High-resolution RIXS of solids in the XUV regime /UE112
The meV-RIXS instrument is dedicated to the element-selective investigation of solid systems by high-resolution RIXS of low energy excitations. It is installed at the UE112_PGM-1 is a low-energy high-flux beamline. Incident photon energies go up to the C K edge (280 eV), giving access to e.g. transition metal M-edges, rare earth N-edges and K-edges of light elements. The station includes an additional complementary lower-resolution / higher-energy range RIXS spectrometer for overview spectra suited for preliminary investigations.
Selected Applications:
- dd and spin-flip excitations in transition metal oxides, e.g. NiO or La2CuO4 at the transition metal M2,3 edges
- f-electron multiplet excitations in rare-earth compounds at the RE N45 edges. Chemical shifts with core-to-core RIXS.

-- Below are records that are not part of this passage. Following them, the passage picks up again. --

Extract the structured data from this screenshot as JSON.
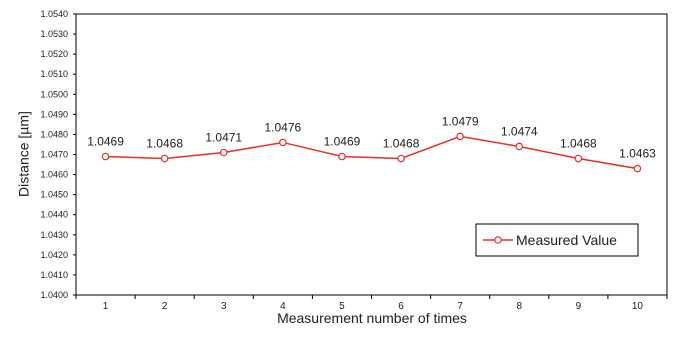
{
  "chart_data": {
    "type": "line",
    "categories": [
      "1",
      "2",
      "3",
      "4",
      "5",
      "6",
      "7",
      "8",
      "9",
      "10"
    ],
    "series": [
      {
        "name": "Measured Value",
        "values": [
          1.0469,
          1.0468,
          1.0471,
          1.0476,
          1.0469,
          1.0468,
          1.0479,
          1.0474,
          1.0468,
          1.0463
        ],
        "labels": [
          "1.0469",
          "1.0468",
          "1.0471",
          "1.0476",
          "1.0469",
          "1.0468",
          "1.0479",
          "1.0474",
          "1.0468",
          "1.0463"
        ],
        "color": "#e8312a"
      }
    ],
    "xlabel": "Measurement number of times",
    "ylabel": "Distance [µm]",
    "ylim": [
      1.04,
      1.054
    ],
    "yticks": [
      "1.0400",
      "1.0410",
      "1.0420",
      "1.0430",
      "1.0440",
      "1.0450",
      "1.0460",
      "1.0470",
      "1.0480",
      "1.0490",
      "1.0500",
      "1.0510",
      "1.0520",
      "1.0530",
      "1.0540"
    ],
    "grid": false,
    "legend_position": "bottom-right"
  }
}
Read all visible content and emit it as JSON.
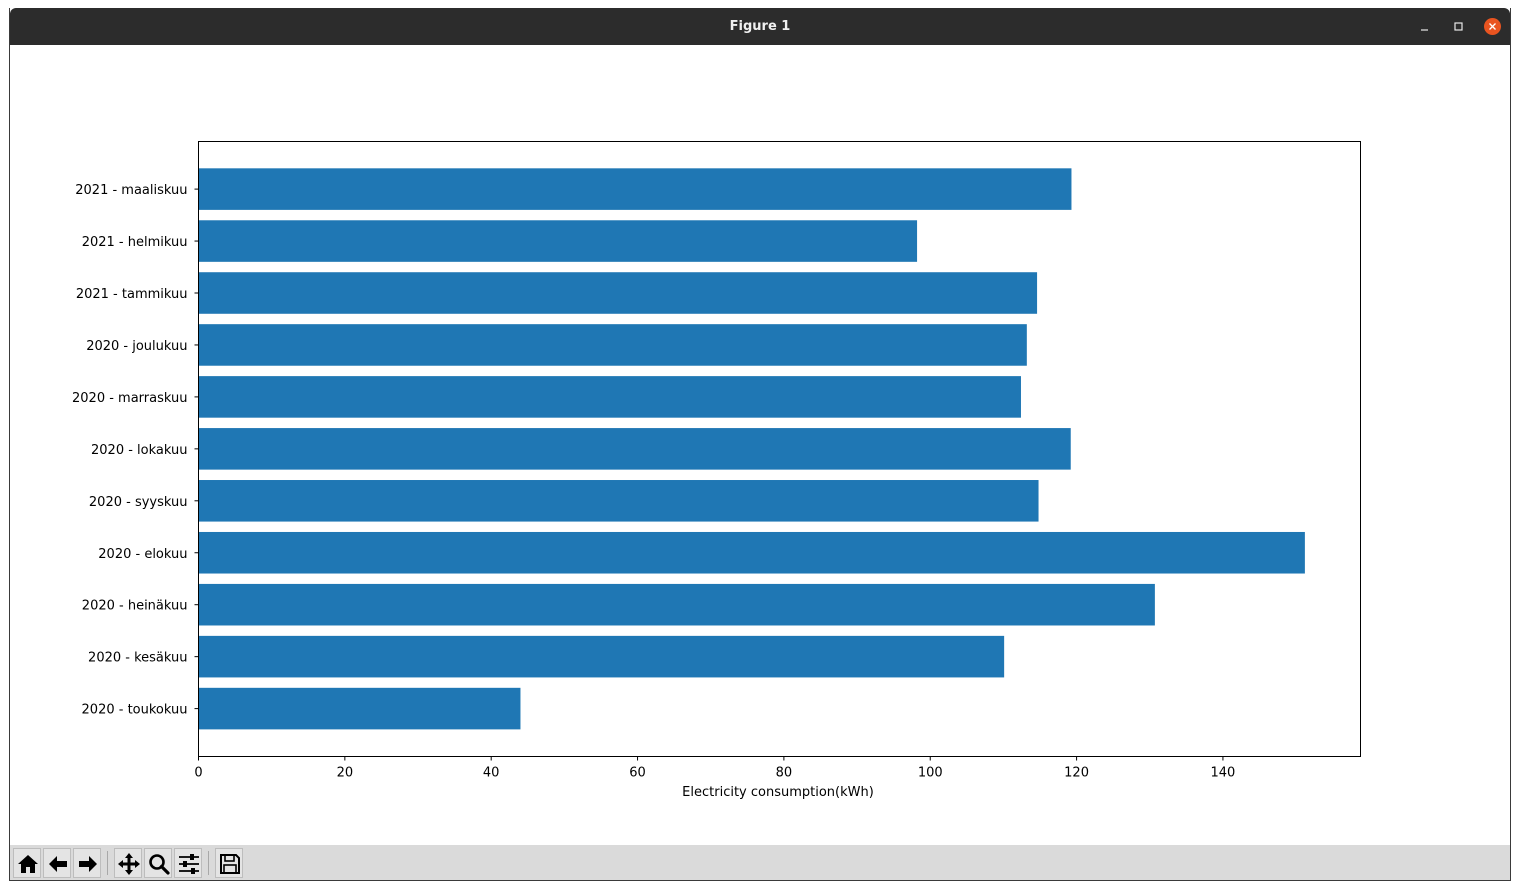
{
  "window": {
    "title": "Figure 1"
  },
  "toolbar": {
    "buttons": [
      {
        "name": "home-button",
        "icon": "home-icon"
      },
      {
        "name": "back-button",
        "icon": "arrow-left-icon"
      },
      {
        "name": "forward-button",
        "icon": "arrow-right-icon"
      },
      {
        "name": "pan-button",
        "icon": "move-arrows-icon"
      },
      {
        "name": "zoom-button",
        "icon": "magnifier-icon"
      },
      {
        "name": "configure-subplots-button",
        "icon": "sliders-icon"
      },
      {
        "name": "save-button",
        "icon": "floppy-disk-icon"
      }
    ]
  },
  "colors": {
    "bar": "#1f77b4",
    "titlebar": "#2c2c2c",
    "close": "#e95420",
    "toolbar": "#dadada"
  },
  "chart_data": {
    "type": "bar",
    "orientation": "horizontal",
    "categories": [
      "2020 - toukokuu",
      "2020 - kesäkuu",
      "2020 - heinäkuu",
      "2020 - elokuu",
      "2020 - syyskuu",
      "2020 - lokakuu",
      "2020 - marraskuu",
      "2020 - joulukuu",
      "2021 - tammikuu",
      "2021 - helmikuu",
      "2021 - maaliskuu"
    ],
    "values": [
      44,
      110.1,
      130.7,
      151.2,
      114.8,
      119.2,
      112.4,
      113.2,
      114.6,
      98.2,
      119.3
    ],
    "xlabel": "Electricity consumption(kWh)",
    "ylabel": "",
    "title": "",
    "xlim": [
      0,
      158.8
    ],
    "xticks": [
      0,
      20,
      40,
      60,
      80,
      100,
      120,
      140
    ],
    "grid": false
  }
}
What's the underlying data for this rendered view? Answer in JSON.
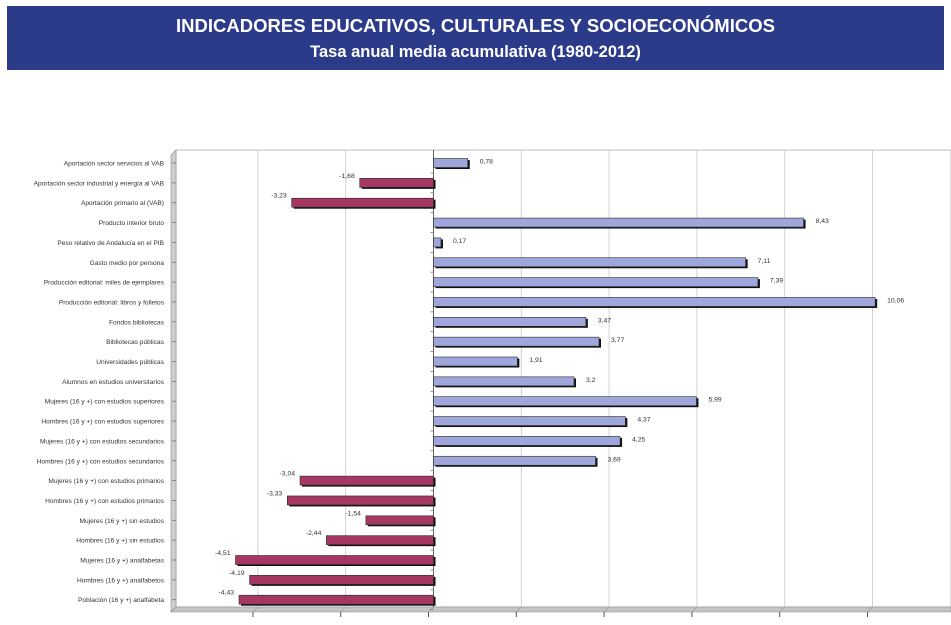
{
  "header": {
    "title": "INDICADORES EDUCATIVOS, CULTURALES Y SOCIOECONÓMICOS",
    "subtitle": "Tasa anual media acumulativa (1980-2012)"
  },
  "colors": {
    "header_bg": "#2b3b8a",
    "positive_bar": "#9ea6dc",
    "negative_bar": "#a53762",
    "bar_shadow": "#111111"
  },
  "chart_data": {
    "type": "bar",
    "orientation": "horizontal",
    "title": "",
    "xlabel": "",
    "ylabel": "",
    "xlim": [
      -6,
      11.5
    ],
    "grid": true,
    "legend": "none",
    "categories": [
      "Aportación sector servicios al VAB",
      "Aportación sector industrial y energía al VAB",
      "Aportación primario al  (VAB)",
      "Producto interior bruto",
      "Peso relativo de Andalucía en el PIB",
      "Gasto medio por persona",
      "Producción editorial: miles de ejemplares",
      "Producción editorial: libros y folletos",
      "Fondos bibliotecas",
      "Bibliotecas públicas",
      "Universidades públicas",
      "Alumnos en estudios universitarios",
      "Mujeres  (16 y +)  con estudios superiores",
      "Hombres  (16 y +)  con estudios superiores",
      "Mujeres  (16 y +)  con estudios secundarios",
      "Hombres  (16 y +)  con estudios secundarios",
      "Mujeres  (16 y +)  con estudios primarios",
      "Hombres  (16 y +)  con estudios primarios",
      "Mujeres  (16 y +)  sin estudios",
      "Hombres  (16 y +)  sin estudios",
      "Mujeres  (16 y +) analfabetas",
      "Hombres  (16 y +) analfabetos",
      "Población (16 y +) analfabeta"
    ],
    "values": [
      0.78,
      -1.68,
      -3.23,
      8.43,
      0.17,
      7.11,
      7.39,
      10.06,
      3.47,
      3.77,
      1.91,
      3.2,
      5.99,
      4.37,
      4.25,
      3.69,
      -3.04,
      -3.33,
      -1.54,
      -2.44,
      -4.51,
      -4.19,
      -4.43
    ],
    "value_labels": [
      "0,78",
      "-1,68",
      "-3,23",
      "8,43",
      "0,17",
      "7,11",
      "7,39",
      "10,06",
      "3,47",
      "3,77",
      "1,91",
      "3,2",
      "5,99",
      "4,37",
      "4,25",
      "3,69",
      "-3,04",
      "-3,33",
      "-1,54",
      "-2,44",
      "-4,51",
      "-4,19",
      "-4,43"
    ]
  }
}
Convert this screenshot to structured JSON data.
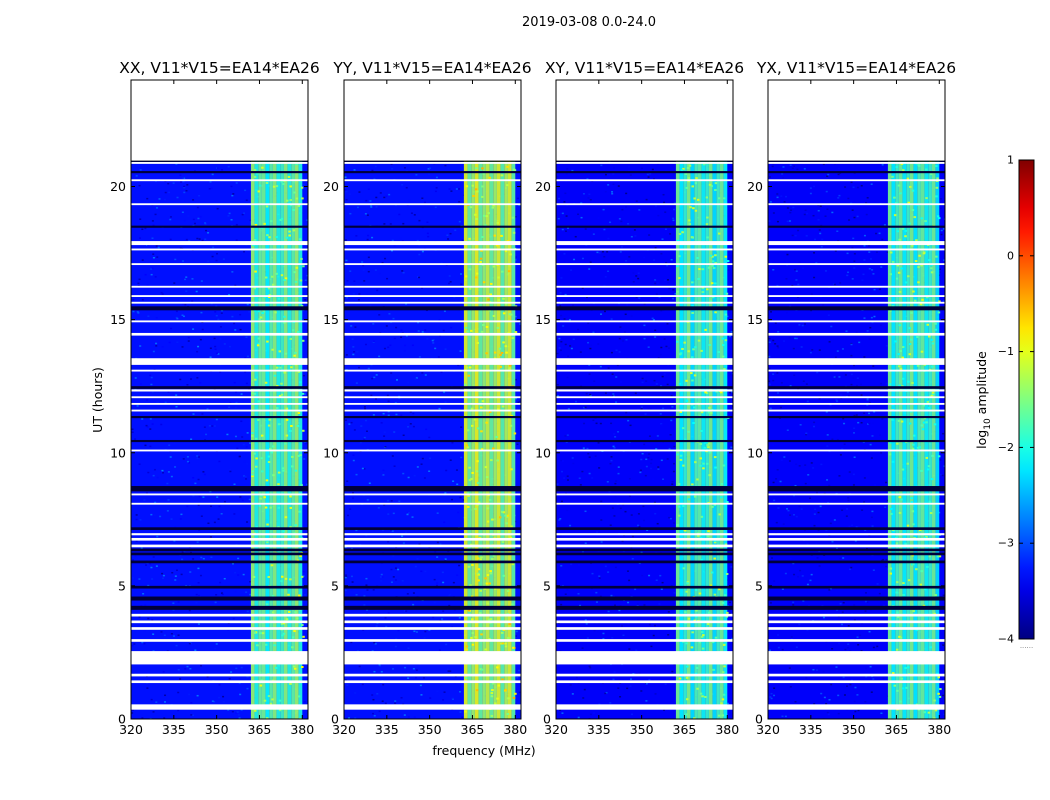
{
  "figure": {
    "suptitle": "2019-03-08 0.0-24.0",
    "xlabel": "frequency (MHz)",
    "ylabel": "UT (hours)",
    "colorbar_label_prefix": "log",
    "colorbar_label_sub": "10",
    "colorbar_label_suffix": " amplitude",
    "colorbar_dots": "......"
  },
  "chart_data": {
    "type": "heatmap",
    "title": "2019-03-08 0.0-24.0",
    "xlabel": "frequency (MHz)",
    "ylabel": "UT (hours)",
    "xlim": [
      320,
      382
    ],
    "ylim": [
      0,
      24
    ],
    "xticks": [
      320,
      335,
      350,
      365,
      380
    ],
    "xtick_labels": [
      "320",
      "335",
      "350",
      "365",
      "380"
    ],
    "yticks": [
      0,
      5,
      10,
      15,
      20
    ],
    "ytick_labels": [
      "0",
      "5",
      "10",
      "15",
      "20"
    ],
    "data_end_hour": 20.95,
    "colorbar": {
      "label": "log10 amplitude",
      "range": [
        -4,
        1
      ],
      "ticks": [
        -4,
        -3,
        -2,
        -1,
        0,
        1
      ],
      "tick_labels": [
        "−4",
        "−3",
        "−2",
        "−1",
        "0",
        "1"
      ],
      "colormap": "jet",
      "colors": [
        "#00007f",
        "#0000ff",
        "#007fff",
        "#00ffff",
        "#7fff7f",
        "#ffff00",
        "#ff7f00",
        "#ff0000",
        "#7f0000"
      ]
    },
    "panels": [
      {
        "title": "XX, V11*V15=EA14*EA26",
        "band_mhz": [
          362,
          380
        ],
        "band_level": -1.7,
        "background_level": -3.3
      },
      {
        "title": "YY, V11*V15=EA14*EA26",
        "band_mhz": [
          362,
          380
        ],
        "band_level": -1.3,
        "background_level": -3.3
      },
      {
        "title": "XY, V11*V15=EA14*EA26",
        "band_mhz": [
          362,
          380
        ],
        "band_level": -1.8,
        "background_level": -3.4
      },
      {
        "title": "YX, V11*V15=EA14*EA26",
        "band_mhz": [
          362,
          380
        ],
        "band_level": -1.8,
        "background_level": -3.4
      }
    ],
    "flagged_white_hours": [
      [
        0.35,
        0.55
      ],
      [
        1.35,
        1.45
      ],
      [
        1.6,
        1.7
      ],
      [
        2.05,
        2.55
      ],
      [
        2.9,
        3.0
      ],
      [
        3.35,
        3.45
      ],
      [
        3.6,
        3.7
      ],
      [
        3.85,
        3.95
      ],
      [
        6.45,
        6.55
      ],
      [
        6.7,
        6.8
      ],
      [
        6.9,
        6.98
      ],
      [
        8.05,
        8.12
      ],
      [
        8.4,
        8.47
      ],
      [
        10.05,
        10.12
      ],
      [
        11.55,
        11.62
      ],
      [
        11.8,
        11.87
      ],
      [
        12.05,
        12.12
      ],
      [
        12.3,
        12.38
      ],
      [
        13.05,
        13.12
      ],
      [
        13.3,
        13.55
      ],
      [
        14.4,
        14.5
      ],
      [
        14.9,
        14.97
      ],
      [
        15.6,
        15.67
      ],
      [
        15.85,
        15.92
      ],
      [
        16.2,
        16.27
      ],
      [
        17.05,
        17.12
      ],
      [
        17.6,
        17.67
      ],
      [
        17.8,
        17.95
      ],
      [
        19.3,
        19.37
      ],
      [
        20.2,
        20.27
      ],
      [
        20.85,
        20.92
      ]
    ],
    "flagged_dark_hours": [
      [
        4.1,
        4.25
      ],
      [
        4.45,
        4.6
      ],
      [
        4.9,
        5.0
      ],
      [
        5.85,
        5.95
      ],
      [
        6.15,
        6.25
      ],
      [
        6.3,
        6.4
      ],
      [
        7.1,
        7.2
      ],
      [
        8.55,
        8.75
      ],
      [
        10.4,
        10.48
      ],
      [
        11.3,
        11.38
      ],
      [
        12.4,
        12.5
      ],
      [
        15.35,
        15.5
      ],
      [
        18.45,
        18.53
      ],
      [
        20.5,
        20.58
      ]
    ]
  }
}
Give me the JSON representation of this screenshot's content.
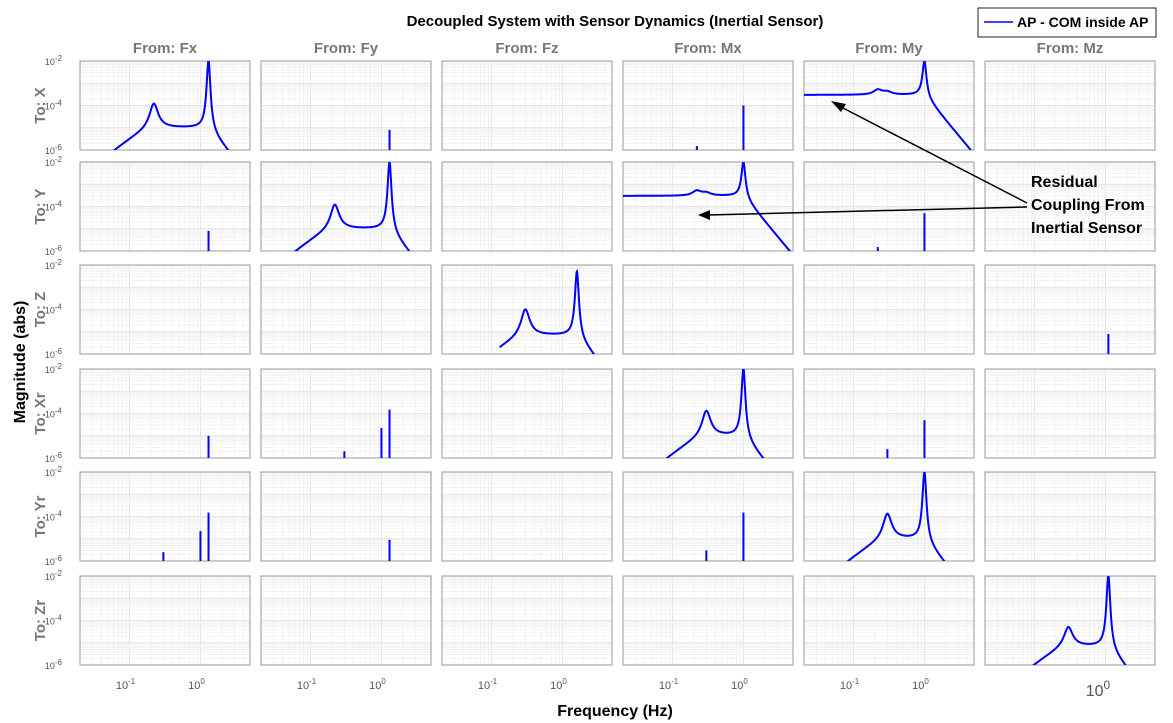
{
  "figure": {
    "title": "Decoupled System with Sensor Dynamics (Inertial Sensor)",
    "xlabel": "Frequency  (Hz)",
    "ylabel": "Magnitude (abs)",
    "legend": {
      "label": "AP - COM inside AP",
      "color": "#0000ff",
      "placement": "top-right"
    },
    "annotation": {
      "lines": [
        "Residual",
        "Coupling From",
        "Inertial Sensor"
      ]
    }
  },
  "chart_data": {
    "type": "line",
    "layout": "6x6 grid of Bode magnitude subplots",
    "x_scale": "log",
    "y_scale": "log",
    "xlim": [
      0.02,
      5
    ],
    "ylim": [
      1e-06,
      0.01
    ],
    "grid": true,
    "line_color": "#0000ff",
    "columns": [
      "From: Fx",
      "From: Fy",
      "From: Fz",
      "From: Mx",
      "From: My",
      "From: Mz"
    ],
    "rows": [
      "To: X",
      "To: Y",
      "To: Z",
      "To: Xr",
      "To: Yr",
      "To: Zr"
    ],
    "ytick_labels": [
      "10",
      "10",
      "10"
    ],
    "ytick_exponents": [
      "-2",
      "-4",
      "-6"
    ],
    "xtick_labels": [
      "10",
      "10"
    ],
    "xtick_exponents": [
      "-1",
      "0"
    ],
    "last_column_xtick": {
      "label": "10",
      "exponent": "0"
    },
    "series_name": "AP - COM inside AP",
    "cells": [
      {
        "row": 0,
        "col": 0,
        "kind": "curve",
        "base": 1e-05,
        "peaks": [
          [
            0.22,
            0.00012
          ],
          [
            1.3,
            0.01
          ]
        ],
        "span": [
          0.06,
          5
        ]
      },
      {
        "row": 0,
        "col": 1,
        "kind": "spikes",
        "spikes": [
          [
            1.3,
            8e-06
          ]
        ]
      },
      {
        "row": 0,
        "col": 3,
        "kind": "spikes",
        "spikes": [
          [
            1.0,
            0.0001
          ],
          [
            0.22,
            1.5e-06
          ]
        ]
      },
      {
        "row": 0,
        "col": 4,
        "kind": "flat-curve",
        "base": 0.0003,
        "peaks": [
          [
            0.22,
            0.0005
          ],
          [
            0.3,
            0.0004
          ],
          [
            1.0,
            0.01
          ]
        ],
        "span": [
          0.02,
          5
        ]
      },
      {
        "row": 1,
        "col": 0,
        "kind": "spikes",
        "spikes": [
          [
            1.3,
            8e-06
          ]
        ]
      },
      {
        "row": 1,
        "col": 1,
        "kind": "curve",
        "base": 1e-05,
        "peaks": [
          [
            0.22,
            0.00012
          ],
          [
            1.3,
            0.01
          ]
        ],
        "span": [
          0.06,
          5
        ]
      },
      {
        "row": 1,
        "col": 3,
        "kind": "flat-curve",
        "base": 0.0003,
        "peaks": [
          [
            0.22,
            0.0005
          ],
          [
            0.3,
            0.0004
          ],
          [
            1.0,
            0.01
          ]
        ],
        "span": [
          0.02,
          5
        ]
      },
      {
        "row": 1,
        "col": 4,
        "kind": "spikes",
        "spikes": [
          [
            1.0,
            5e-05
          ],
          [
            0.22,
            1.5e-06
          ]
        ]
      },
      {
        "row": 2,
        "col": 2,
        "kind": "curve",
        "base": 7e-06,
        "peaks": [
          [
            0.3,
            0.0001
          ],
          [
            1.6,
            0.005
          ]
        ],
        "span": [
          0.13,
          5
        ]
      },
      {
        "row": 2,
        "col": 5,
        "kind": "spikes",
        "spikes": [
          [
            1.1,
            8e-06
          ]
        ]
      },
      {
        "row": 3,
        "col": 0,
        "kind": "spikes",
        "spikes": [
          [
            1.3,
            1e-05
          ]
        ]
      },
      {
        "row": 3,
        "col": 1,
        "kind": "spikes",
        "spikes": [
          [
            0.3,
            2e-06
          ],
          [
            1.0,
            2.2e-05
          ],
          [
            1.3,
            0.00015
          ]
        ]
      },
      {
        "row": 3,
        "col": 3,
        "kind": "curve",
        "base": 1e-05,
        "peaks": [
          [
            0.3,
            0.00013
          ],
          [
            1.0,
            0.01
          ]
        ],
        "span": [
          0.07,
          5
        ]
      },
      {
        "row": 3,
        "col": 4,
        "kind": "spikes",
        "spikes": [
          [
            0.3,
            2.5e-06
          ],
          [
            1.0,
            5e-05
          ]
        ]
      },
      {
        "row": 4,
        "col": 0,
        "kind": "spikes",
        "spikes": [
          [
            0.3,
            2.5e-06
          ],
          [
            1.0,
            2.2e-05
          ],
          [
            1.3,
            0.00015
          ]
        ]
      },
      {
        "row": 4,
        "col": 1,
        "kind": "spikes",
        "spikes": [
          [
            1.3,
            9e-06
          ]
        ]
      },
      {
        "row": 4,
        "col": 3,
        "kind": "spikes",
        "spikes": [
          [
            0.3,
            3e-06
          ],
          [
            1.0,
            0.00015
          ]
        ]
      },
      {
        "row": 4,
        "col": 4,
        "kind": "curve",
        "base": 1e-05,
        "peaks": [
          [
            0.3,
            0.00013
          ],
          [
            1.0,
            0.01
          ]
        ],
        "span": [
          0.07,
          5
        ]
      },
      {
        "row": 5,
        "col": 5,
        "kind": "curve",
        "base": 7e-06,
        "peaks": [
          [
            0.3,
            5e-05
          ],
          [
            1.1,
            0.01
          ]
        ],
        "span": [
          0.08,
          5
        ]
      }
    ]
  }
}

- Lattice vibrations and electron phonon coupling in the light elements Be to B using the K edge.
The meV RIXS spectrometer
Methods
RIXS, NEXAFS, XMCD, XMLD
Remote access
not possible
The meV RIXS plane grating spectrometer consists of two parabolical mirrors with a plane grating in between. The first mirror collects and collimates the scattered radiation onto the grating while the second mirror focusses the diffracted light onto the detector. The spectrometer houses two laminar grating structures on a common substrate: 1050 l/mm for high transmission and 4200 l/mm for high resolution. The photons are detected by a PHOTONIS multi channel pate (MCP) stack in combination with a RoentDek delay line detector DLD-120. The MCP channel diameter is 25 um and the top MCP is coated with CsI to improve the quantum efficiency of the detector.
The samples are mounted directly to a Janis ST-500 Microscopy Cryostage which allows for a maximum stability for the sample position. To avoid mechanical instabilities in sample positioning, no sample translation stage is installed, but the whole vacuum chamber can be positioned by a 3-axis Huber table vertically and in the horizontally. Rotation of the sample around the vertical axis is achieved via a rotation of the microscope cryostage.